EDDY may be useful for storing these flows and information. An agent could grab all of the netflows and feed them to EDDY, where they could be anonymized, stored, and made available to researchers.
Some researchers are also interested in getting an EDDY feed from Abilene. The benefit would be the ability to see flows in real time. If a researcher or analyst sees an anomaly, he or she can see what is happening elsewhere on the network.
**Next Steps**
A suggested next step is to outline some use-cases and sketch out some potential system architecture (related to the use-cases). Considerations after outlining the use-cases include:
1) developing/changing policies on the use of data and anonymization
2) in light of the policies, outlining how researchers can use this information
3) in light of the policies, determine how Internet2 can use the information (could Internet2 use non-anonymized information?)
Other possibilities:
1) consider how perfSONAR outputs can be brought into EDDY.
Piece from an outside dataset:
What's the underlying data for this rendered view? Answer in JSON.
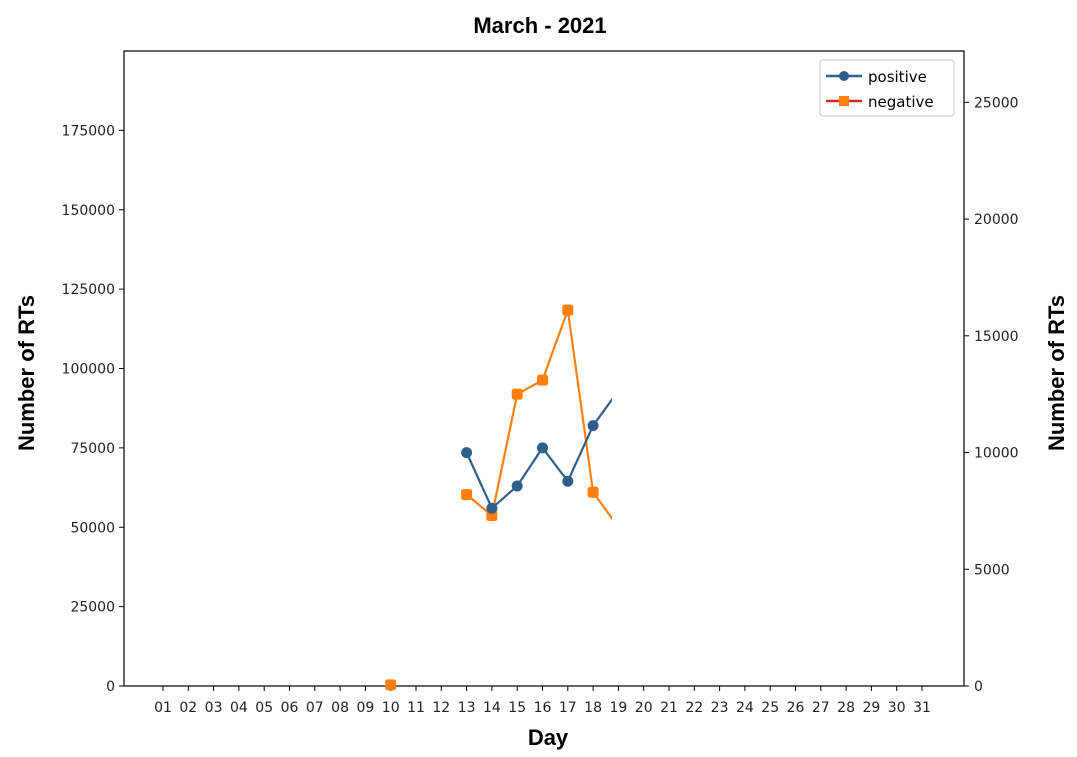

2) consider grabbing SNMP stats from routers and use “top-talkers” to determine the top-talking links or the top-talking interfaces
3) adding a method to EDDY for adding different methods for aggregation (for example, providing the ability to determine the maximum utilization over the lifetime of the network on a particular link).
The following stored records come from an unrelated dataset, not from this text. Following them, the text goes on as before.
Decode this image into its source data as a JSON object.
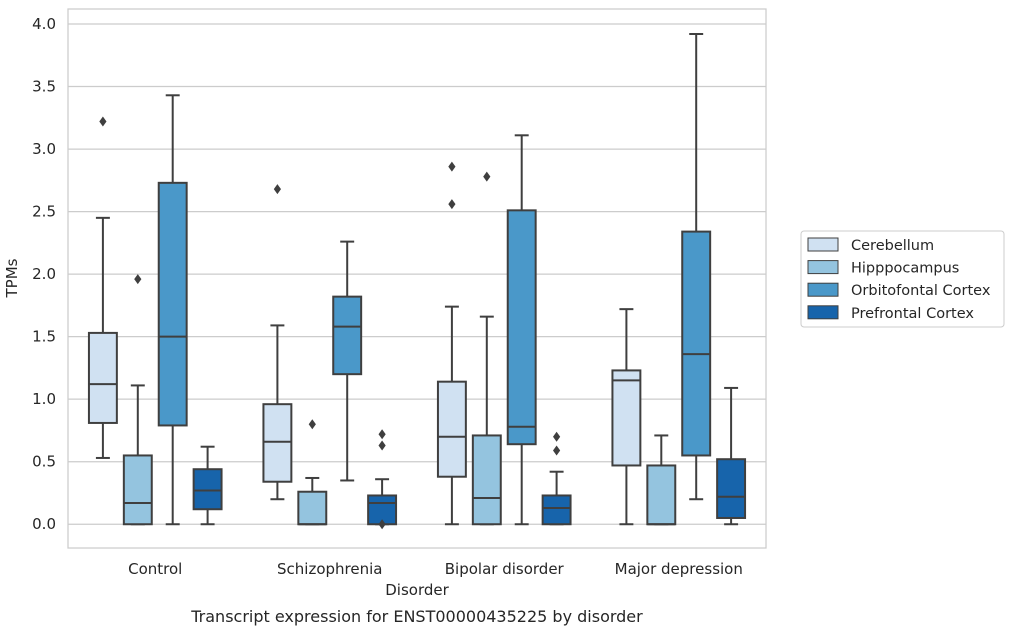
{
  "chart_data": {
    "type": "boxplot",
    "title": "Transcript expression for ENST00000435225 by disorder",
    "xlabel": "Disorder",
    "ylabel": "TPMs",
    "ylim": [
      -0.19,
      4.12
    ],
    "yticks": [
      "0.0",
      "0.5",
      "1.0",
      "1.5",
      "2.0",
      "2.5",
      "3.0",
      "3.5",
      "4.0"
    ],
    "grid": true,
    "legend_position": "right",
    "categories": [
      "Control",
      "Schizophrenia",
      "Bipolar disorder",
      "Major depression"
    ],
    "series": [
      {
        "name": "Cerebellum",
        "color": "#d0e1f2",
        "boxes": [
          {
            "whislo": 0.53,
            "q1": 0.81,
            "med": 1.12,
            "q3": 1.53,
            "whishi": 2.45,
            "fliers": [
              3.22
            ]
          },
          {
            "whislo": 0.2,
            "q1": 0.34,
            "med": 0.66,
            "q3": 0.96,
            "whishi": 1.59,
            "fliers": [
              2.68
            ]
          },
          {
            "whislo": 0.0,
            "q1": 0.38,
            "med": 0.7,
            "q3": 1.14,
            "whishi": 1.74,
            "fliers": [
              2.56,
              2.86
            ]
          },
          {
            "whislo": 0.0,
            "q1": 0.47,
            "med": 1.15,
            "q3": 1.23,
            "whishi": 1.72,
            "fliers": []
          }
        ]
      },
      {
        "name": "Hipppocampus",
        "color": "#94c4df",
        "boxes": [
          {
            "whislo": 0.0,
            "q1": 0.0,
            "med": 0.17,
            "q3": 0.55,
            "whishi": 1.11,
            "fliers": [
              1.96
            ]
          },
          {
            "whislo": 0.0,
            "q1": 0.0,
            "med": 0.0,
            "q3": 0.26,
            "whishi": 0.37,
            "fliers": [
              0.8
            ]
          },
          {
            "whislo": 0.0,
            "q1": 0.0,
            "med": 0.21,
            "q3": 0.71,
            "whishi": 1.66,
            "fliers": [
              2.78
            ]
          },
          {
            "whislo": 0.0,
            "q1": 0.0,
            "med": 0.0,
            "q3": 0.47,
            "whishi": 0.71,
            "fliers": []
          }
        ]
      },
      {
        "name": "Orbitofontal Cortex",
        "color": "#4a98c9",
        "boxes": [
          {
            "whislo": 0.0,
            "q1": 0.79,
            "med": 1.5,
            "q3": 2.73,
            "whishi": 3.43,
            "fliers": []
          },
          {
            "whislo": 0.35,
            "q1": 1.2,
            "med": 1.58,
            "q3": 1.82,
            "whishi": 2.26,
            "fliers": []
          },
          {
            "whislo": 0.0,
            "q1": 0.64,
            "med": 0.78,
            "q3": 2.51,
            "whishi": 3.11,
            "fliers": []
          },
          {
            "whislo": 0.2,
            "q1": 0.55,
            "med": 1.36,
            "q3": 2.34,
            "whishi": 3.92,
            "fliers": []
          }
        ]
      },
      {
        "name": "Prefrontal Cortex",
        "color": "#1764ab",
        "boxes": [
          {
            "whislo": 0.0,
            "q1": 0.12,
            "med": 0.27,
            "q3": 0.44,
            "whishi": 0.62,
            "fliers": []
          },
          {
            "whislo": 0.0,
            "q1": 0.0,
            "med": 0.17,
            "q3": 0.23,
            "whishi": 0.36,
            "fliers": [
              0.0,
              0.63,
              0.72
            ]
          },
          {
            "whislo": 0.0,
            "q1": 0.0,
            "med": 0.13,
            "q3": 0.23,
            "whishi": 0.42,
            "fliers": [
              0.59,
              0.7
            ]
          },
          {
            "whislo": 0.0,
            "q1": 0.05,
            "med": 0.22,
            "q3": 0.52,
            "whishi": 1.09,
            "fliers": []
          }
        ]
      }
    ]
  }
}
4) provide/use the ability to link network data to applications (email, for example)
**Next EDDY Release**
This month’s EDDY release includes a mechanism for adding arbitrary events without having to do any Java programming. As an example, a user can enter a general event (“It is 2 am and we are being spammed”) that may provide a starting point for analysis or make the data more meaningful. This is a template that generates an EDDY CER. You don’t need to add the details in the rest of the CER and the user doesn’t need to know extensive java.
In addition, CMU has a new project that will sense the entire campus, called Sensor Andrew. Sensor Andrew has many embedded systems, but no way to track logs or data. They are going to use EDDY as a place to store this information and create CERs.
Agenda items for the next call include outlining the potential use cases and a discussion about how people are using the email diagnostics in EDDY.